As long as Cynthia keeps taking her medication a potent mix of anti-depressants, anti-psychotics and pain killers she'll be OK.
She won't act crazy or try to kill herself.
"As long as I have my medication, I can make it," she said. "I'm a survivor."
Without her medication, bad things happen. Her mental illness, she said, takes over.
"I lose all the balance there is in my life. My ability to function is erased," she said, gently tapping the table in a counselor's office at Bert Nash Community Mental Health Center. "When you can't function, it's hard to be normal. I don't ever want to be without my medication."
But state lawmakers aren't so sure. Earlier this year, Gov. Bill Graves proposed and few legislators have since resisted his idea saving $4.3 million by dropping people such as Cynthia from the state-funded MediKan and General Assistance programs after 24 months.
Cynthia, 46, has been on both programs for 2 1/2 years. She talked to the Journal-World on condition her last name not be published.
As proposed, the cuts would take effect July 1. MediKan would no longer pay for Cynthia's medications, and she would lose the $271 she gets from General Assistance each month. Her medications cost more than $400 per month.
"It would be devastating," she said.
She's not alone. State records show that in Douglas County 74 adults all of them poor, most of them mentally ill are on MediKan and General Assistance. Of these, 14 have used the program for at least 24 months and would be cut off.
Statewide, welfare officials expect the cutoff to affect 600 adults.
"I'm afraid that MediKan and GA, as they exist today, are in jeopardy dire jeopardy," said Sen. Sandy Praeger, R-Lawrence.
"And it's all because of where the money comes from," she said. "They're both state-funded. Neither one of them has the federal matching funds that we're all so afraid of losing.
"And that's unfortunate because we're all going to end up paying for this one way or another, whether it be more people showing up at the emergency room or the police having to arrest more people who go off their medications. The costs aren't going to go way."
Bridging the gap
Graves proposed the 24-month limit because neither MediKan nor General Assistance are meant to be long-term programs. Instead, they're intended to bridge the gap between a person's becoming disabled and qualifying for federal disability payments.
The average ruling for the federal aid takes at least nine months; a year is not unusual.
"It's a very complicated, time-consuming process," said Wayne White, director of research and program development at Kansas Legal Services, a Topeka-based program that last year guided 540 people through the required paperwork, hearings and appeals.
"If someone loses at the hearing level and has to file an appeal or go to court, it's not unusual for the process to drag out for three years."

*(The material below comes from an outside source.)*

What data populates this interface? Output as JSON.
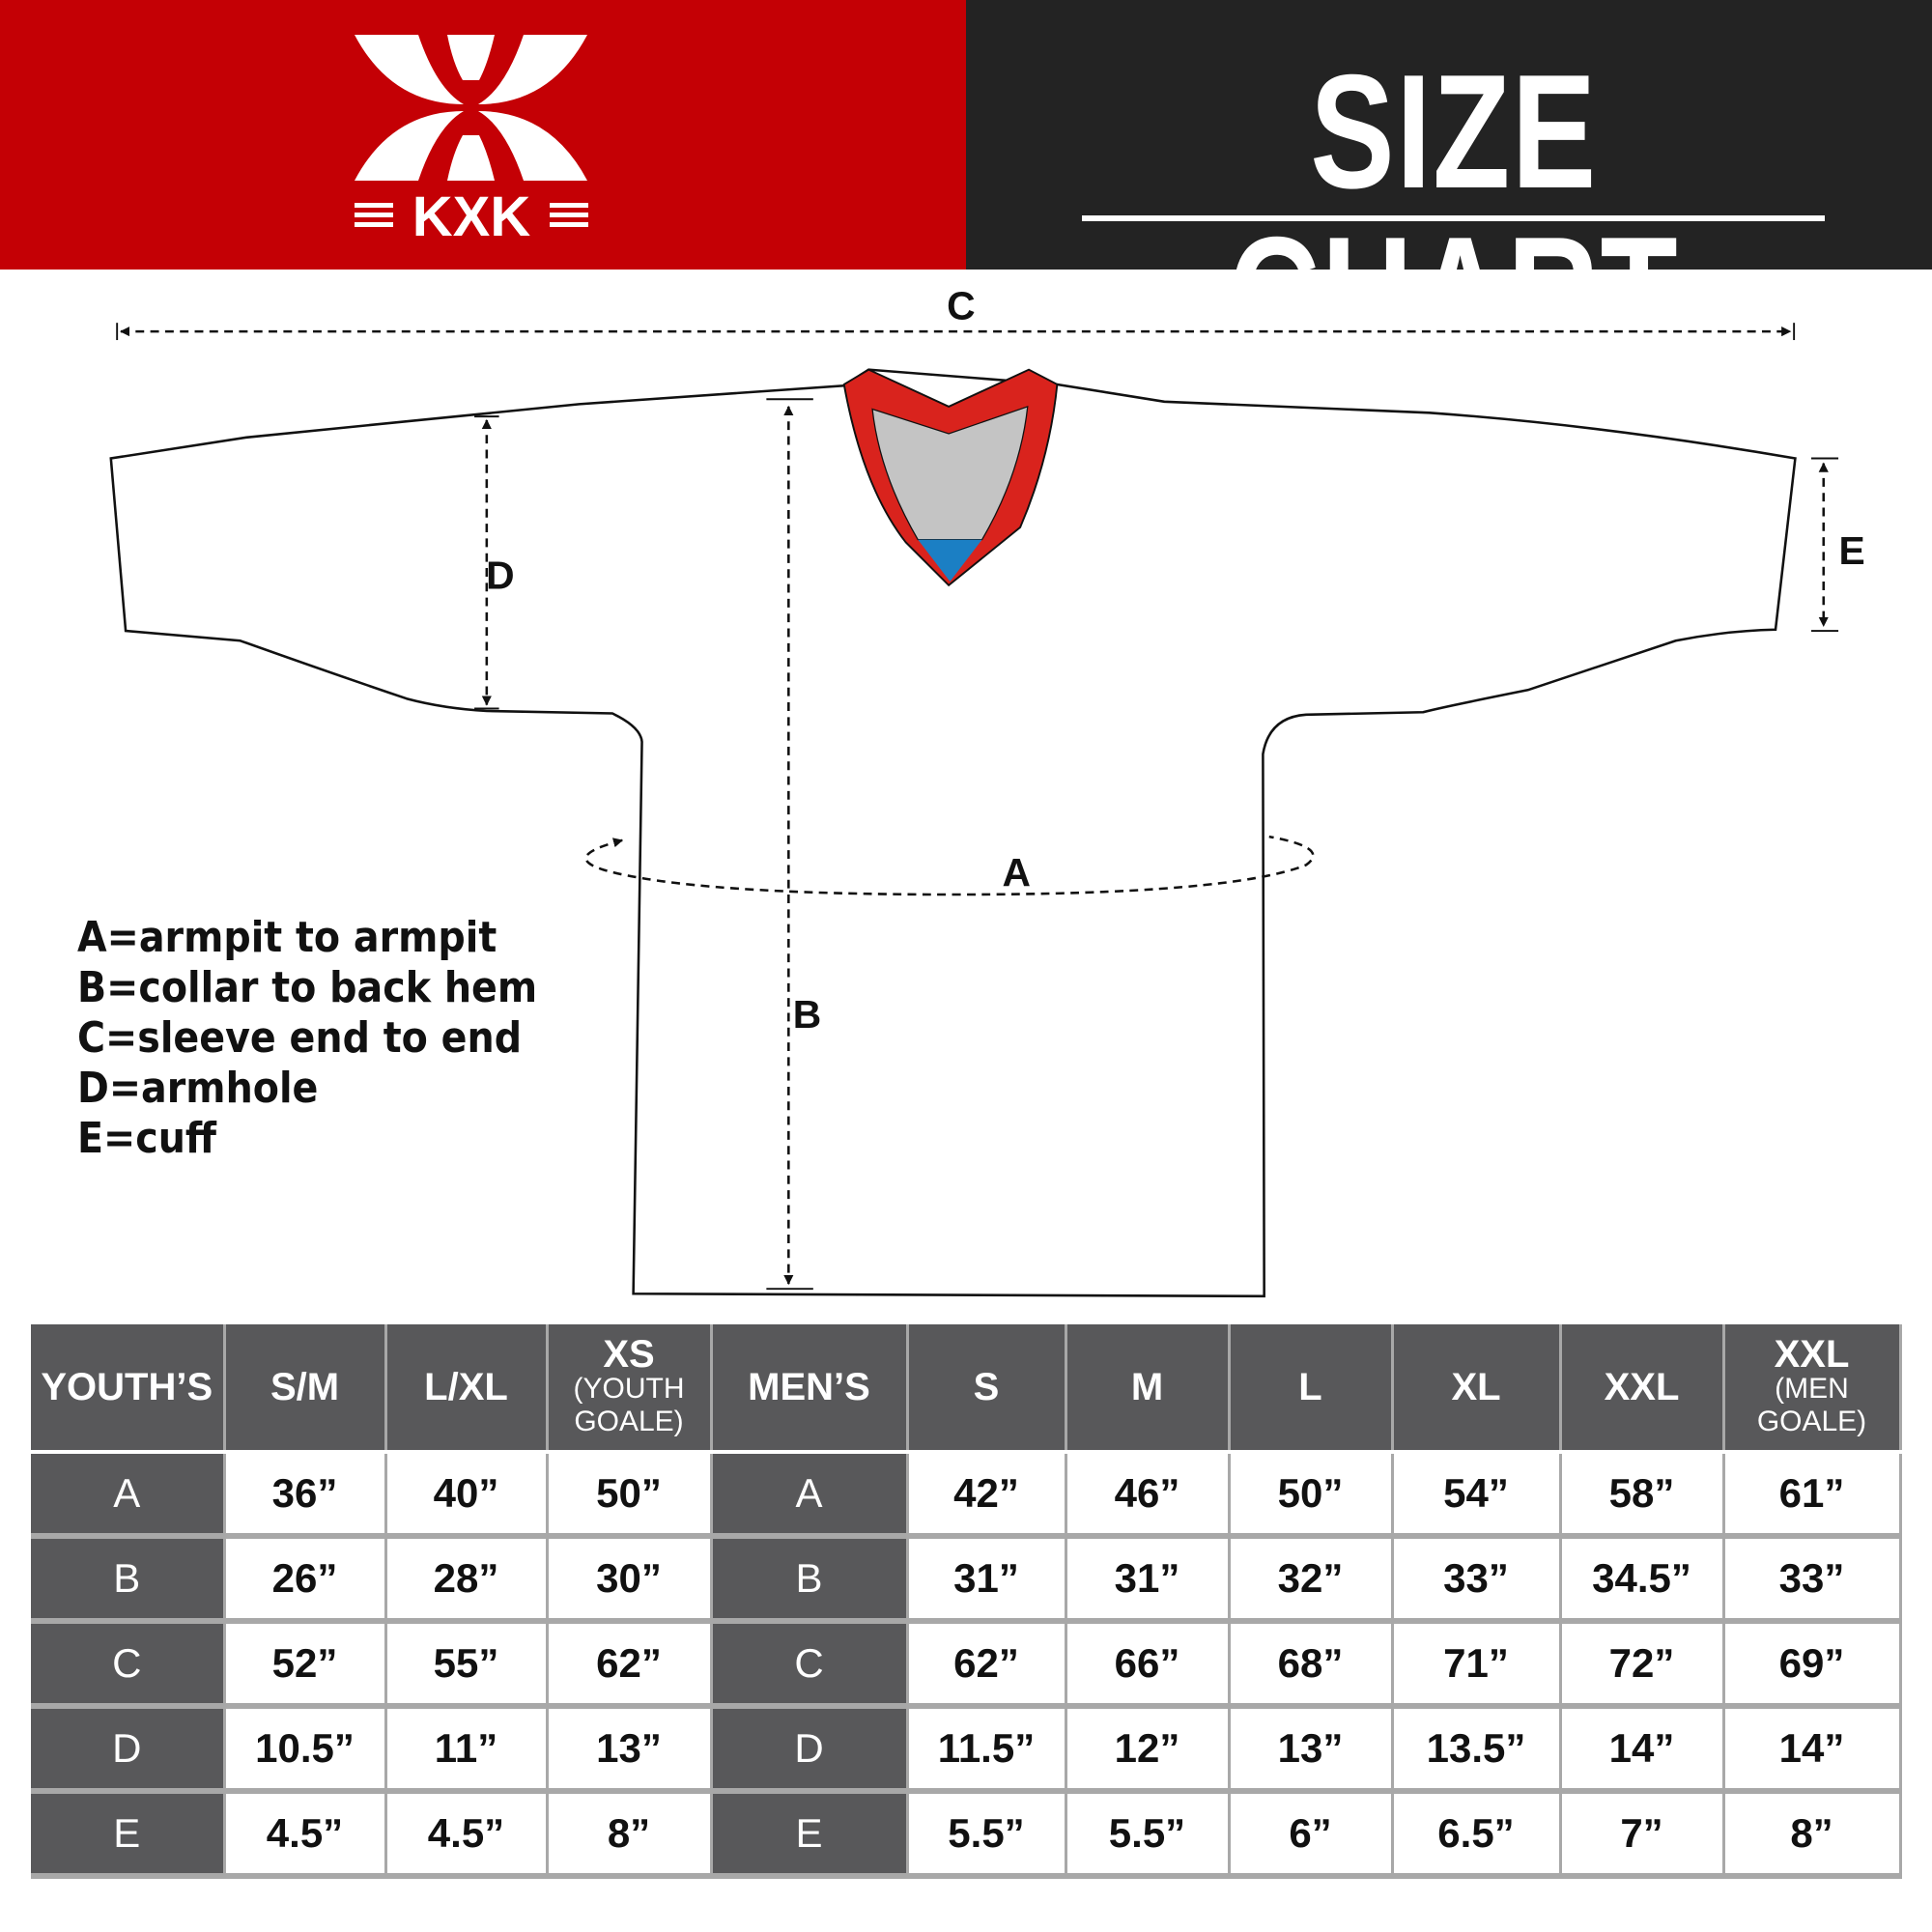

Cynthia's case is stalled, she said, because she worked for a Lawrence nursing home last year.
"I was a certified nurse's aide at Brandon Woods retirement center for about three weeks," she said. "I tried to work, but I couldn't handle the stress. Every night, I went home and cried."

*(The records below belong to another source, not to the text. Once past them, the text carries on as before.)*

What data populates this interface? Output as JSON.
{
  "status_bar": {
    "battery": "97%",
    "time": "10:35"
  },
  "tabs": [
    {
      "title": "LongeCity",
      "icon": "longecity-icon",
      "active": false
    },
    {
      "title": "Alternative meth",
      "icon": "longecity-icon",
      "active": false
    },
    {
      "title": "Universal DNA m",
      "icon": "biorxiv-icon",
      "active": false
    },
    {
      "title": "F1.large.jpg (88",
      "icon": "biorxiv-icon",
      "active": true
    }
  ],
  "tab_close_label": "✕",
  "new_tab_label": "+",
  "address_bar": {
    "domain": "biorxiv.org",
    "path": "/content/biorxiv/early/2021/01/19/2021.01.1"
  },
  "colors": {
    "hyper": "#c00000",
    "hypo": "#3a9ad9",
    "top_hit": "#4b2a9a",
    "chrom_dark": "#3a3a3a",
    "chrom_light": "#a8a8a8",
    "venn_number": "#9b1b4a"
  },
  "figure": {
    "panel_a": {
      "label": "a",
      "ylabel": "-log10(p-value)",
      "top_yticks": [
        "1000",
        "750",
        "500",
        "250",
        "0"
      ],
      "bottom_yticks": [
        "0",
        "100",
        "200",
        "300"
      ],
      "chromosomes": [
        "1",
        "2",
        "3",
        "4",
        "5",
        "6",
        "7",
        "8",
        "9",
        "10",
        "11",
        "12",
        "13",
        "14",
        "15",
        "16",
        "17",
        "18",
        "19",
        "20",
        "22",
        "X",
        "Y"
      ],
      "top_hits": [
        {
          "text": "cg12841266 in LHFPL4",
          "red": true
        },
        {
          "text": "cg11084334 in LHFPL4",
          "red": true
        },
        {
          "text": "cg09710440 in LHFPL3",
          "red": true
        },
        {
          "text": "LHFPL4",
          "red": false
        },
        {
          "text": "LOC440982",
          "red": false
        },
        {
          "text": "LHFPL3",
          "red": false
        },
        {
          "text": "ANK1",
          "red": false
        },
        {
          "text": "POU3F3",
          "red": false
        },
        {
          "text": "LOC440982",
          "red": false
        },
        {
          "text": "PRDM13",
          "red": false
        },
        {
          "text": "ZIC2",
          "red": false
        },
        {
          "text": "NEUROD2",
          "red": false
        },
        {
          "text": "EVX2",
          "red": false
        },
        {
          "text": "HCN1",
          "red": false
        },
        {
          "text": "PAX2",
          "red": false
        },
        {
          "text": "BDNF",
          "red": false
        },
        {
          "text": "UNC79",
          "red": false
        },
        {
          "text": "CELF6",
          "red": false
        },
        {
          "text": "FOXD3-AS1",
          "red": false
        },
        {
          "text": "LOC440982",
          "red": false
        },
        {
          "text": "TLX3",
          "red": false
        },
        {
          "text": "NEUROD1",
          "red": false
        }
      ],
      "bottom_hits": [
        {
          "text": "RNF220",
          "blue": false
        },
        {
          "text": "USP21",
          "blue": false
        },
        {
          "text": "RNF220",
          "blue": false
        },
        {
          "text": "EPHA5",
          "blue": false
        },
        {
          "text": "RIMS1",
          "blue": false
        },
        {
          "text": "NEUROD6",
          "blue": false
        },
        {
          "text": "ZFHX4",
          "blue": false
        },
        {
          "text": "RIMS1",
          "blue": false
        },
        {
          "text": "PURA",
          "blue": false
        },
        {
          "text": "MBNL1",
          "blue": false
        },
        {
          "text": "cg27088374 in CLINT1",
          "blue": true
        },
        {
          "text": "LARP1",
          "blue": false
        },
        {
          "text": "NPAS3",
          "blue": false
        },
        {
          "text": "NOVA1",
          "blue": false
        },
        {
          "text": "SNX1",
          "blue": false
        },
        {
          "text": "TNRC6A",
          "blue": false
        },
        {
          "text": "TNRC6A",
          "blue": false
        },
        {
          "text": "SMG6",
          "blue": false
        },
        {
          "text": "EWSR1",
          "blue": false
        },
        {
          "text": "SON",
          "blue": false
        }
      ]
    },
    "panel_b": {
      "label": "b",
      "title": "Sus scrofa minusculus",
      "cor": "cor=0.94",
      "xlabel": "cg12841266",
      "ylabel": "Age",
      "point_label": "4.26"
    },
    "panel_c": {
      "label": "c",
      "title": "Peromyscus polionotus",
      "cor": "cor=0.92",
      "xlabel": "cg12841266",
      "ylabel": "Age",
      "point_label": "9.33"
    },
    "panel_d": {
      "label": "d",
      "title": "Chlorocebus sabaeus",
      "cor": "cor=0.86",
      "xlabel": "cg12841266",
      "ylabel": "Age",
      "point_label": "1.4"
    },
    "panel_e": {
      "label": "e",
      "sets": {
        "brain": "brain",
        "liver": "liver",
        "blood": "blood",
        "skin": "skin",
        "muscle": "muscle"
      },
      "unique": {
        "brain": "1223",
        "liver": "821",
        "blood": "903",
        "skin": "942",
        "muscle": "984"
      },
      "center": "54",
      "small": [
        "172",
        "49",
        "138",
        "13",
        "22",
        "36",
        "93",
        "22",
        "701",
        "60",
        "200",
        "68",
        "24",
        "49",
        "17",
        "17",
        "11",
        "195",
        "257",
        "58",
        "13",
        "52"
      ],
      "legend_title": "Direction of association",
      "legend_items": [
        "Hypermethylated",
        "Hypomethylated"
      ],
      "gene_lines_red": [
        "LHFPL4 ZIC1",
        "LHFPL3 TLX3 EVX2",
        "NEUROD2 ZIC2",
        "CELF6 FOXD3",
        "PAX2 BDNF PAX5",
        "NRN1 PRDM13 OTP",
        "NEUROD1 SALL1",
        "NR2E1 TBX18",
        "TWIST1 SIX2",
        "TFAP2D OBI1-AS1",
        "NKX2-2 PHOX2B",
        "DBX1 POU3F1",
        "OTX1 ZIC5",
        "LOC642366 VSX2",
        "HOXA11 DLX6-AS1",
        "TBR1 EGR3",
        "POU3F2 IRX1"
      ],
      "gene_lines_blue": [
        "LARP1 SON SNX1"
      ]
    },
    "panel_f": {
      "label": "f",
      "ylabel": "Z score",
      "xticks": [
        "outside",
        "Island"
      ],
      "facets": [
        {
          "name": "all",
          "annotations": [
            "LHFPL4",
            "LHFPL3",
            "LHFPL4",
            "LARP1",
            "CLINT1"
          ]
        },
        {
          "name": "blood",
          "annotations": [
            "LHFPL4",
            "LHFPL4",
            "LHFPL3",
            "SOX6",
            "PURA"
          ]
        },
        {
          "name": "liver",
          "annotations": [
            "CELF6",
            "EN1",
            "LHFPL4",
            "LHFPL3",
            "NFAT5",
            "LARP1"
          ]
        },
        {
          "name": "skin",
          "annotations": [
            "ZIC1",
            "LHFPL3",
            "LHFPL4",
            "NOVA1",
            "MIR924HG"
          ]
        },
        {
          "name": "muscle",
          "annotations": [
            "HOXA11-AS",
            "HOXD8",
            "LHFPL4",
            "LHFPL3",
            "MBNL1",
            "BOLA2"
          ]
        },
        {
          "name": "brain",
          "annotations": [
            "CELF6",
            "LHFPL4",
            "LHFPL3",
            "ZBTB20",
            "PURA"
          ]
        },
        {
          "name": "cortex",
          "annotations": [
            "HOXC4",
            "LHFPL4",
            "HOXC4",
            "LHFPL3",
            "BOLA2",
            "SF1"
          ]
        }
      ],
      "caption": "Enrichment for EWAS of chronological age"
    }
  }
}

Cynthia's diagnosis includes major depression, borderline personality disorder and post-traumatic stress disorder.
"I was shot and suffered a fractured skull during a robbery in St. Louis," she said.
With or without her medicine, she is afraid she'll end up in the psychiatric unit at Lawrence Memorial Hospital if she has to work.
"I can't handle the stress," she said. But the Social Security worker assigned to her case has denied her federal disability and wants her to keep trying for a job.
So, until Cynthia finds a stress-free job, assuming such a job exists, she's relying on General Assistance and MediKan. She also lives in subsidized housing and gets $135 a month in food stamps.
Better off than most
Diane Hachmeister, who's been a case manager at Bert Nash the past five years, says Cynthia is better off than most MediKan-General Assistance recipients.
"She's a very resourceful person she gets out, she takes her medications, and she keeps in touch with her case worker," Hachmeister said.
"I'm worried about what will happen to her, but I'm even more worried about the people who aren't as resourceful," she said. "Mental illness tends to be a very cyclical, very isolating disease. What about those who won't come out of their apartments because voices are telling them if they do, their families will be killed? What's going to happen to them?"
Many, she predicted, will join the ranks of the city's homeless.
A perhaps unintended consequence of the state denying services is that the recipients' conditions will worsen to the point that the federal government at last steps in to help.
"There's sort of cruel irony going on here," said Meredith Sayers, also a Bert Nash case manager. "Because the worse they become, the more likely it is that somebody at Social Security will say they're disabled. So, really, what we're doing is encouraging them to get worse so maybe they can get better. That seems like a pretty inhumane thing to do."